#  > STAGE & RIGGING FORA >  > STAGING FORUM - ONDERWERPEN & FOTOS >  >  Feesttent Steenwijkerwold getroffen door noodweer

## speakertech

Zijn waarschijnlijk veel gewonden door plotseling noodweer.
http://www.nu.nl/binnenland/2876153/...tivaltent.html
http://nos.nl/artikel/402894-gewonde...feesttent.html
Speakertech

----------


## moderator

Update: 15 mensen gewond, gelukkig geen zwaargewonden. Tent stond klaar voor optreden van Rowen Heze, band en crew zijn ongedeerd.
bron: persverklaring gemeente Steenwijkerland

----------


## renevanh

Nou... DAT is noodweer!

Eigenlijk toch apart dat wanneer er een tent instort de mens zich zo snel mogelijk naar de volgende tent verplaatst...
Ik zou waarschijnlijk op zo'n moment hetzelfde doen, om me pas daarna te realiseren dat dat niet zo slim is.

----------


## MusicXtra

Daar zat ik ook al aan te denken maar er is geen alternatief, als je buiten blijft loop je kans op rondvliegend puin op je te krijgen en hagelstenen zo groot als eieren doen het ook niet echt lekker op je kop.
Wat kun je doen om dit in de toekomst te voorkomen?
Zulk extreem weer kun je geen tent tegen bestand maken.

----------


## qvt

Ai ai niet best weer.. En dit keer waren er nog bekenden van me ook, zal eens vragen hoe zij het meegemaakt hebben, want het filmpje laat niet zien hoe snel de storm ontstaat.

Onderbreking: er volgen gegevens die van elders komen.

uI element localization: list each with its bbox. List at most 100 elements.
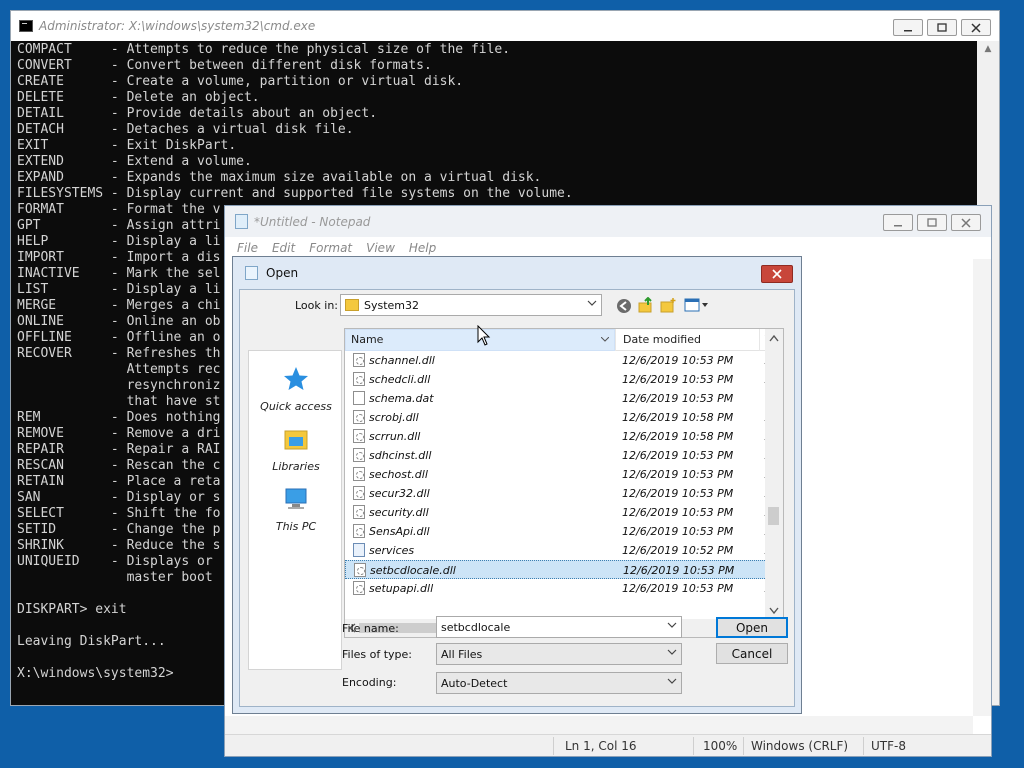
file-list-header: Name Date modified Ty bbox=[345, 329, 777, 351]
file-name: sdhcinst.dll bbox=[369, 449, 432, 462]
place-libraries[interactable]: Libraries bbox=[249, 425, 343, 473]
file-icon bbox=[353, 391, 365, 405]
file-row[interactable]: security.dll12/6/2019 10:53 PMAp bbox=[345, 503, 780, 522]
column-date-label[interactable]: Date modified bbox=[623, 333, 701, 346]
chevron-down-icon[interactable] bbox=[667, 620, 677, 630]
cmd-title: Administrator: X:\windows\system32\cmd.e… bbox=[39, 19, 316, 33]
close-button[interactable] bbox=[961, 19, 991, 36]
minimize-button[interactable] bbox=[893, 19, 923, 36]
maximize-button[interactable] bbox=[927, 19, 957, 36]
place-quick-access[interactable]: Quick access bbox=[249, 365, 343, 413]
file-date: 12/6/2019 10:53 PM bbox=[622, 487, 734, 500]
mouse-cursor-icon bbox=[477, 325, 491, 346]
new-folder-icon[interactable] bbox=[660, 297, 676, 313]
file-date: 12/6/2019 10:53 PM bbox=[622, 468, 734, 481]
menu-edit[interactable]: Edit bbox=[272, 241, 295, 255]
computer-icon bbox=[285, 488, 307, 509]
file-row[interactable]: services12/6/2019 10:52 PMAp bbox=[345, 541, 780, 560]
file-row[interactable]: scrrun.dll12/6/2019 10:58 PMAp bbox=[345, 427, 780, 446]
file-row[interactable]: setbcdlocale.dll12/6/2019 10:53 PMAp bbox=[345, 560, 781, 579]
file-row[interactable]: secur32.dll12/6/2019 10:53 PMAp bbox=[345, 484, 780, 503]
file-icon bbox=[353, 429, 365, 443]
file-row[interactable]: setupapi.dll12/6/2019 10:53 PMAp bbox=[345, 579, 780, 598]
file-icon bbox=[353, 543, 365, 557]
minimize-icon bbox=[894, 224, 902, 226]
file-date: 12/6/2019 10:53 PM bbox=[623, 564, 735, 577]
file-row[interactable]: sdhcinst.dll12/6/2019 10:53 PMAp bbox=[345, 446, 780, 465]
notepad-title-bar[interactable]: *Untitled - Notepad bbox=[225, 206, 991, 237]
status-encoding: UTF-8 bbox=[871, 739, 906, 753]
places-bar: Quick access Libraries This PC bbox=[248, 350, 342, 670]
notepad-minimize-button[interactable] bbox=[883, 214, 913, 231]
dialog-close-button[interactable] bbox=[761, 265, 793, 283]
scroll-up-icon[interactable] bbox=[769, 334, 779, 342]
file-row[interactable]: scrobj.dll12/6/2019 10:58 PMAp bbox=[345, 408, 780, 427]
file-row[interactable]: sechost.dll12/6/2019 10:53 PMAp bbox=[345, 465, 780, 484]
file-row[interactable]: schedcli.dll12/6/2019 10:53 PMAp bbox=[345, 370, 780, 389]
console-line: DELETE - Delete an object. bbox=[17, 90, 260, 105]
vertical-scroll-thumb[interactable] bbox=[768, 507, 779, 525]
encoding-select[interactable]: Auto-Detect bbox=[436, 672, 682, 694]
file-row[interactable]: schema.dat12/6/2019 10:53 PMDA bbox=[345, 389, 781, 408]
file-list[interactable]: Name Date modified Ty schannel.dll 12/6/2… bbox=[344, 328, 784, 638]
cmd-app-icon bbox=[19, 20, 33, 32]
files-of-type-label: Files of type: bbox=[342, 648, 413, 661]
file-icon bbox=[354, 563, 366, 577]
file-icon bbox=[353, 524, 365, 538]
file-list-vertical-scrollbar[interactable] bbox=[765, 329, 783, 621]
look-in-label: Look in: bbox=[295, 299, 338, 312]
cmd-title-bar[interactable]: Administrator: X:\windows\system32\cmd.e… bbox=[11, 11, 999, 41]
console-line: DETACH - Detaches a virtual disk file. bbox=[17, 122, 354, 137]
file-name: setupapi.dll bbox=[369, 582, 434, 595]
scroll-up-icon[interactable]: ▲ bbox=[977, 41, 999, 58]
up-folder-icon[interactable] bbox=[638, 297, 654, 313]
close-icon bbox=[772, 269, 782, 279]
maximize-icon bbox=[937, 22, 947, 32]
chevron-down-icon[interactable] bbox=[601, 337, 609, 343]
dialog-content: Look in: System32 Quick access Libraries… bbox=[239, 289, 795, 707]
menu-view[interactable]: View bbox=[366, 241, 395, 255]
notepad-maximize-button[interactable] bbox=[917, 214, 947, 231]
file-date: 12/6/2019 10:53 PM bbox=[622, 392, 734, 405]
minimize-icon bbox=[904, 29, 912, 31]
column-name-label: Name bbox=[351, 333, 384, 346]
notepad-vertical-scrollbar[interactable] bbox=[973, 259, 991, 716]
star-icon bbox=[284, 367, 308, 390]
view-menu-icon[interactable] bbox=[684, 297, 710, 313]
menu-help[interactable]: Help bbox=[409, 241, 436, 255]
file-icon bbox=[353, 410, 365, 424]
scroll-down-icon[interactable] bbox=[769, 607, 779, 615]
menu-format[interactable]: Format bbox=[309, 241, 352, 255]
file-name: secur32.dll bbox=[369, 487, 430, 500]
file-row[interactable]: SensApi.dll12/6/2019 10:53 PMAp bbox=[345, 522, 780, 541]
chevron-down-icon bbox=[667, 649, 677, 655]
files-of-type-value: All Files bbox=[441, 647, 483, 661]
place-this-pc[interactable]: This PC bbox=[249, 485, 343, 533]
place-label: This PC bbox=[275, 520, 317, 533]
notepad-close-button[interactable] bbox=[951, 214, 981, 231]
look-in-combo[interactable]: System32 bbox=[340, 294, 602, 316]
console-line: EXTEND - Extend a volume. bbox=[17, 154, 252, 169]
cancel-button[interactable]: Cancel bbox=[716, 643, 788, 664]
status-line-ending: Windows (CRLF) bbox=[751, 739, 849, 753]
back-icon[interactable] bbox=[616, 298, 632, 314]
encoding-label: Encoding: bbox=[342, 676, 397, 689]
menu-file[interactable]: File bbox=[237, 241, 258, 255]
maximize-icon bbox=[927, 217, 937, 227]
chevron-down-icon bbox=[587, 300, 597, 306]
files-of-type-select[interactable]: All Files bbox=[436, 643, 682, 665]
look-in-value: System32 bbox=[364, 298, 420, 312]
chevron-down-icon bbox=[667, 678, 677, 684]
file-date: 12/6/2019 10:53 PM bbox=[622, 525, 734, 538]
open-dialog-title-bar[interactable]: Open bbox=[233, 257, 801, 289]
file-name: schema.dat bbox=[369, 392, 434, 405]
console-line: CREATE - Create a volume, partition or v… bbox=[17, 74, 464, 89]
file-date: 12/6/2019 10:53 PM bbox=[622, 373, 734, 386]
dialog-title: Open bbox=[266, 266, 299, 280]
notepad-horizontal-scrollbar[interactable] bbox=[225, 716, 973, 734]
console-line: DETAIL - Provide details about an object… bbox=[17, 106, 378, 121]
file-row[interactable]: schannel.dll12/6/2019 10:53 PMAp bbox=[345, 351, 780, 370]
file-icon bbox=[353, 581, 365, 595]
open-button[interactable]: Open bbox=[716, 617, 788, 638]
file-name-input[interactable]: setbcdlocale bbox=[436, 616, 682, 638]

Er is wel wat aan te doen in de vorm van meer/sterkere straps en meer + langere ankers de grond in, het zwakke punt van een spantent zijn altijd de ankers.. Maar in hoeverre is het nog te bepalen wat er nodig is..

----------


## speakertech

> Ai ai niet best weer.. En dit keer waren er nog bekenden van me ook, zal eens vragen hoe zij het meegemaakt hebben, want het filmpje laat niet zien hoe snel de storm ontstaat.
> 
>  Er is wel wat aan te doen in de vorm van meer/sterkere straps en meer + langere ankers de grond in, het zwakke punt van een spantent zijn altijd de ankers.. Maar in hoeverre is het nog te bepalen wat er nodig is..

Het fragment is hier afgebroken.